Back to my previous question as it keeps getting missed;

How did he record such a high reading at dope control if he only took he medication minutes prior to giving a sample? There’s no way Salbutamol could be ingested via his lungs, then absorbed by his liver, kidneys and into his urine that quickly. Not possible, I’d say at least 30-60 minutes before it would register. Perhaps longer.
 
thehog said:
Back to my previous question as it keeps getting missed;

How did he record such a high reading at dope control if he only took he medication minutes prior to giving a sample? There’s no way Salbutamol could be ingested via his lungs, then absorbed by his liver, kidneys and into his urine that quickly. Not possible, I’d say at least 30-60 minutes before it would register. Perhaps longer.

He presumably didn't take all of it then. He took three puffs, which I gather is 300 ug. He could have taken 500 ug additional during or before the stage that day, and still more the previous day.
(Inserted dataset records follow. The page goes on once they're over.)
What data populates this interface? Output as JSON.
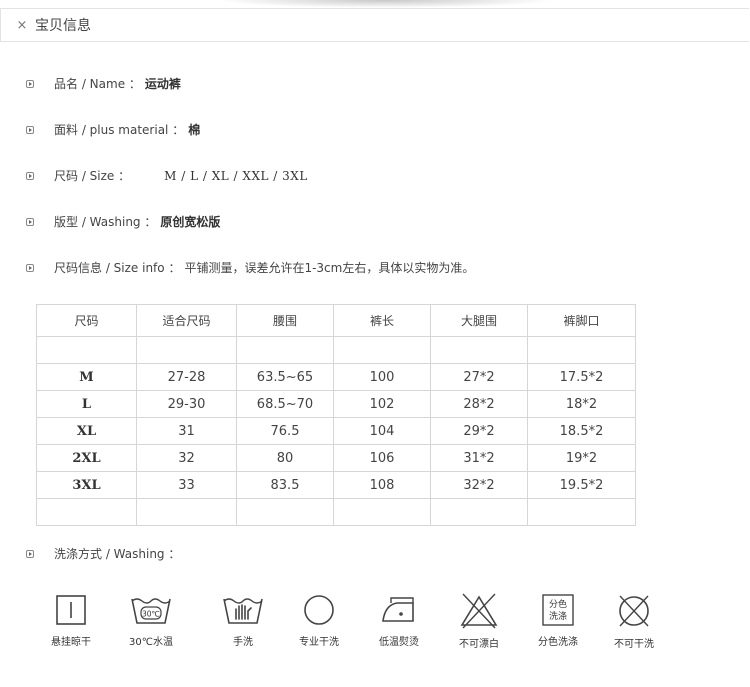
{
  "header": {
    "close_symbol": "×",
    "title": "宝贝信息"
  },
  "info": [
    {
      "label": "品名 / Name ：",
      "value": "运动裤"
    },
    {
      "label": "面料 / plus material ：",
      "value": "棉"
    },
    {
      "label": "尺码 / Size ：",
      "value": "M / L / XL / XXL / 3XL"
    },
    {
      "label": "版型 / Washing ：",
      "value": "原创宽松版"
    },
    {
      "label": "尺码信息 / Size info ：",
      "value": "平铺测量，误差允许在1-3cm左右，具体以实物为准。"
    }
  ],
  "table": {
    "headers": [
      "尺码",
      "适合尺码",
      "腰围",
      "裤长",
      "大腿围",
      "裤脚口"
    ],
    "rows": [
      [
        "M",
        "27-28",
        "63.5~65",
        "100",
        "27*2",
        "17.5*2"
      ],
      [
        "L",
        "29-30",
        "68.5~70",
        "102",
        "28*2",
        "18*2"
      ],
      [
        "XL",
        "31",
        "76.5",
        "104",
        "29*2",
        "18.5*2"
      ],
      [
        "2XL",
        "32",
        "80",
        "106",
        "31*2",
        "19*2"
      ],
      [
        "3XL",
        "33",
        "83.5",
        "108",
        "32*2",
        "19.5*2"
      ]
    ]
  },
  "washing": {
    "label": "洗涤方式 / Washing ：",
    "icons": [
      {
        "name": "hang-dry-icon",
        "caption": "悬挂晾干"
      },
      {
        "name": "wash-30-icon",
        "caption": "30℃水温",
        "symbol_text": "30℃"
      },
      {
        "name": "hand-wash-icon",
        "caption": "手洗"
      },
      {
        "name": "dry-clean-icon",
        "caption": "专业干洗"
      },
      {
        "name": "iron-low-icon",
        "caption": "低温熨烫"
      },
      {
        "name": "no-bleach-icon",
        "caption": "不可漂白"
      },
      {
        "name": "separate-wash-icon",
        "caption": "分色洗涤",
        "symbol_text_1": "分色",
        "symbol_text_2": "洗涤"
      },
      {
        "name": "no-tumble-dry-icon",
        "caption": "不可干洗"
      }
    ]
  }
}
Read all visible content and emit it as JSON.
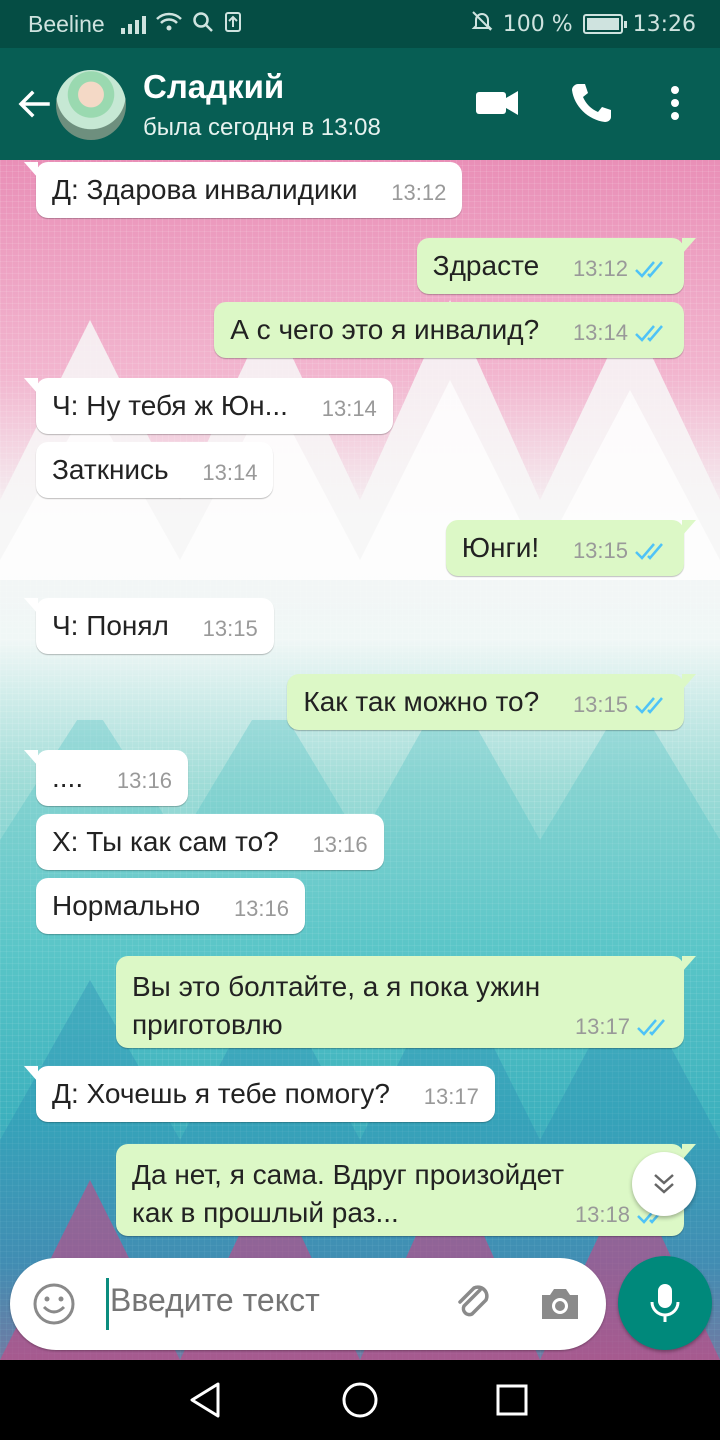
{
  "status_bar": {
    "carrier": "Beeline",
    "battery": "100 %",
    "battery_level": 1.0,
    "time": "13:26"
  },
  "header": {
    "contact_name": "Сладкий",
    "last_seen": "была сегодня в 13:08",
    "icons": [
      "back-arrow-icon",
      "video-call-icon",
      "phone-icon",
      "more-vert-icon"
    ]
  },
  "colors": {
    "header": "#075e54",
    "status_bar": "#054d44",
    "incoming_bubble": "#ffffff",
    "outgoing_bubble": "#dcf8c6",
    "read_ticks": "#4fc3f7",
    "accent": "#00897b"
  },
  "messages": [
    {
      "dir": "in",
      "text": "Д: Здарова инвалидики",
      "time": "13:12"
    },
    {
      "dir": "out",
      "text": "Здрасте",
      "time": "13:12",
      "read": true
    },
    {
      "dir": "out",
      "text": "А с чего это я инвалид?",
      "time": "13:14",
      "read": true
    },
    {
      "dir": "in",
      "text": "Ч: Ну тебя ж Юн...",
      "time": "13:14"
    },
    {
      "dir": "in",
      "text": "Заткнись",
      "time": "13:14"
    },
    {
      "dir": "out",
      "text": "Юнги!",
      "time": "13:15",
      "read": true
    },
    {
      "dir": "in",
      "text": "Ч: Понял",
      "time": "13:15"
    },
    {
      "dir": "out",
      "text": "Как так можно то?",
      "time": "13:15",
      "read": true
    },
    {
      "dir": "in",
      "text": "....",
      "time": "13:16"
    },
    {
      "dir": "in",
      "text": "Х: Ты как сам то?",
      "time": "13:16"
    },
    {
      "dir": "in",
      "text": "Нормально",
      "time": "13:16"
    },
    {
      "dir": "out",
      "lines": [
        "Вы это болтайте, а я пока ужин",
        "приготовлю"
      ],
      "time": "13:17",
      "read": true
    },
    {
      "dir": "in",
      "text": "Д: Хочешь я тебе помогу?",
      "time": "13:17"
    },
    {
      "dir": "out",
      "lines": [
        "Да нет, я сама. Вдруг произойдет",
        "как в прошлый раз..."
      ],
      "time": "13:18",
      "read": true
    }
  ],
  "composer": {
    "placeholder": "Введите текст",
    "icons": [
      "emoji-icon",
      "attach-icon",
      "camera-icon",
      "mic-icon",
      "scroll-down-icon"
    ]
  },
  "nav_bar": {
    "icons": [
      "nav-back-icon",
      "nav-home-icon",
      "nav-recents-icon"
    ]
  }
}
But your point is still good. A large fraction of his allowable dose would have been "wasted", in the sense that it would have contributed very little to his urine level. In fact, just because of this, the advice to take it then would be reasonable, if in fact he really needed it to stop coughing during the post-stage interview. It wouldn't significantly increase his risk of going over the threshold.

It's only now that it ironically comes back to bite him. I did discuss this upthread, where I noted that even if Froome were able to demonstrate a 2000 ng/ml level in the lab, the conditions under which he did this (800 ug all at once, followed by several hours, then a urine sample) would not be the same as what he must have done on the road. Hence he could get off on a technicality.